2020 WL 3602482, at *8. As far as causation is concerned, that’s a non sequitur. Why? This plaintiff did not die. Failures to warn about risks that did not befall a plaintiff have never been considered causal. Once again the cases for this proposition are legion, so we’ll just cite to Bexis’ Book again. §2.05 at n.21.
Also as to causation, Mize takes refuge in California’s lax pleading requirements. FDA is not required to add any given adverse event reports to a public database, and nothing in the opinion indicates that – even now – the events at issue (which the FDA had in a different form) were ever actually added. Nor was were any facts apparent “that [plaintiff’s] doctors consulted the database when making decisions about her implants.” Id. No worries, held Mize:
But [plaintiff] alleges otherwise, and further claims that her doctors would have told her of the information in the database. It is reasonable to infer that they did review the database and would have provided that information to [plaintiff].
Id. (citation omitted). To that Mize adds the judicial equivalent of “nyah, nyah, nyah.” “One of the dangers of winning on demurrer is that you are stuck, on appeal, with your opponent’s version of the facts.” Id. at *9 (citation and quotation marks omitted). But not a single supporting fact is found anywhere in Mize that plaintiff supposedly “sufficiently pled” as supporting this causation rule. TwIqbal this is not.

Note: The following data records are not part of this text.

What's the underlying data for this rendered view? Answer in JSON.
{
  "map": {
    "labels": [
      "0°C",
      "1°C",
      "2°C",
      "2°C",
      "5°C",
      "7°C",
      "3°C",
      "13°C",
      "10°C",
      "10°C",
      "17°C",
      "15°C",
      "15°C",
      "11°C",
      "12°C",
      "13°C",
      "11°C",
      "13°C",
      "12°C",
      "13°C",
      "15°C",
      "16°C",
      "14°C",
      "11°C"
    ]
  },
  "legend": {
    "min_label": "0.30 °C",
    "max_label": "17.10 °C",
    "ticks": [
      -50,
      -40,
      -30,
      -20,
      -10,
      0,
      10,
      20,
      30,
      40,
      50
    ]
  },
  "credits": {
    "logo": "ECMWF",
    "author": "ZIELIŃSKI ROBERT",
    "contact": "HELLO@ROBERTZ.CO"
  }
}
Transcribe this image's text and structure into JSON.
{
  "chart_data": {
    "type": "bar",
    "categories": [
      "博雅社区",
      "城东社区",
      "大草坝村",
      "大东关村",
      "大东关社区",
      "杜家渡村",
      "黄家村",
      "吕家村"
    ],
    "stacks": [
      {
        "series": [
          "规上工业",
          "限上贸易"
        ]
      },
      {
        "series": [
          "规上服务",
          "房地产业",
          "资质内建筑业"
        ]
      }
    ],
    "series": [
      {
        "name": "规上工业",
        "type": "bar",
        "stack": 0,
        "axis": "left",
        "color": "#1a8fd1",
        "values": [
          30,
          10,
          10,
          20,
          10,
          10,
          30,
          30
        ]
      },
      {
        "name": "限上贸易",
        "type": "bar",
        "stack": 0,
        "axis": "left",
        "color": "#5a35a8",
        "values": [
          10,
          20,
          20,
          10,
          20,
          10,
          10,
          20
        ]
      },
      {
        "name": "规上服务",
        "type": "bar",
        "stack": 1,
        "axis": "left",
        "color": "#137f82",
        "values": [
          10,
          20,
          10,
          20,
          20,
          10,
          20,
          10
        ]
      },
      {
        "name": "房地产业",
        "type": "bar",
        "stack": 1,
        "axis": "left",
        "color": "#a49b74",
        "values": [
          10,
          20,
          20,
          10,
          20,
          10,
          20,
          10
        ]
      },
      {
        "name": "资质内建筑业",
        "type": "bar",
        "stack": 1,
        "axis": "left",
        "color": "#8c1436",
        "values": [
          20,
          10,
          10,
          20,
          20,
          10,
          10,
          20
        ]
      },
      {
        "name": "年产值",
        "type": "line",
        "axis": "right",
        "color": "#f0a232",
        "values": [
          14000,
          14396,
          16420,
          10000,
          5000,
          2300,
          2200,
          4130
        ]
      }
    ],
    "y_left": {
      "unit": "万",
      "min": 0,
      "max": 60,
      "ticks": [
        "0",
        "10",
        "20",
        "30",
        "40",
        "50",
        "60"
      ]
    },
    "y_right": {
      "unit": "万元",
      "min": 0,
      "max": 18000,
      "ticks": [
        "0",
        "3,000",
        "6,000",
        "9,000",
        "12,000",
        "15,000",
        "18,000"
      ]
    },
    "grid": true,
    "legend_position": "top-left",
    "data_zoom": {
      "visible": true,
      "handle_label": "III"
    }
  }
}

The last holding in Mize is that the plaintiff’s negligence per se claim is not preempted. Id. in Buckman Co. v. Plaintiffs Legal Committee, 531 U.S. 341, 252-53 (2001), the Court recognized that private assertion of FDCA violations conflicts with 21 U.S.C. §337(a), and is impliedly preempted. Claims that include FDCA violations as “a critical element in their case,” are impliedly preempted, as are claims that “exist solely by virtue of the [FDCA’s] … requirements.” Buckman, 531 U.S. at 353. Since negligence per se, by definition, substitutes a statutory or regulatory enactment for the “duty” element of negligence, a large majority of cases holds such claims preempted under Buckman when the claimed violations are of the FDCA. E.g., Jones v. Medtronic, Inc., 745 F. Appx. 714, 718 (9th Cir. 2018) (“negligence per se claims regarding the Class II and Class III devices are preempted”). Those interested in the issue can find those cases in Bexis’ Book §5.02[d] at n.354. And these decisions keep coming. In the year or so since Bexis’ preemption chapter was last updated, we add: Hayes v. Endologix, Inc., ___ F. Supp.3d ___, 2020 WL 1624022, at *4 (E.D. Ky. Mar. 26, 2020); Green v. Medtronic, Inc., 2019 WL 7631397, at *5 (N.D. Ga. Dec. 31, 2019); Brooks v. Mentor Worldwide, LLC, 2019 WL 4628264, at *5-7 (D. Kan. Sept. 23, 2019).
Here is the complete discussion in Mize concerning negligence per se and implied preemption under Buckman:
Nor are such claims impliedly preempted when the plaintiff attempts to enforce state requirements that parallel federal law.5 (Coleman, supra, 223 Cal. App.4th at pp. 432-433, 167 Cal .Rptr.3d 300.)
5We disagree with the pre-Lohr and other non-California cases cited by [defendant] that hold otherwise.
2020 WL 3602482, at *9 & n.5. This is a classic example of the usually apocryphal “No, they explained.”
Mize will almost certainly have a spot in our 2020 bottom ten cases. It’s easy to see why.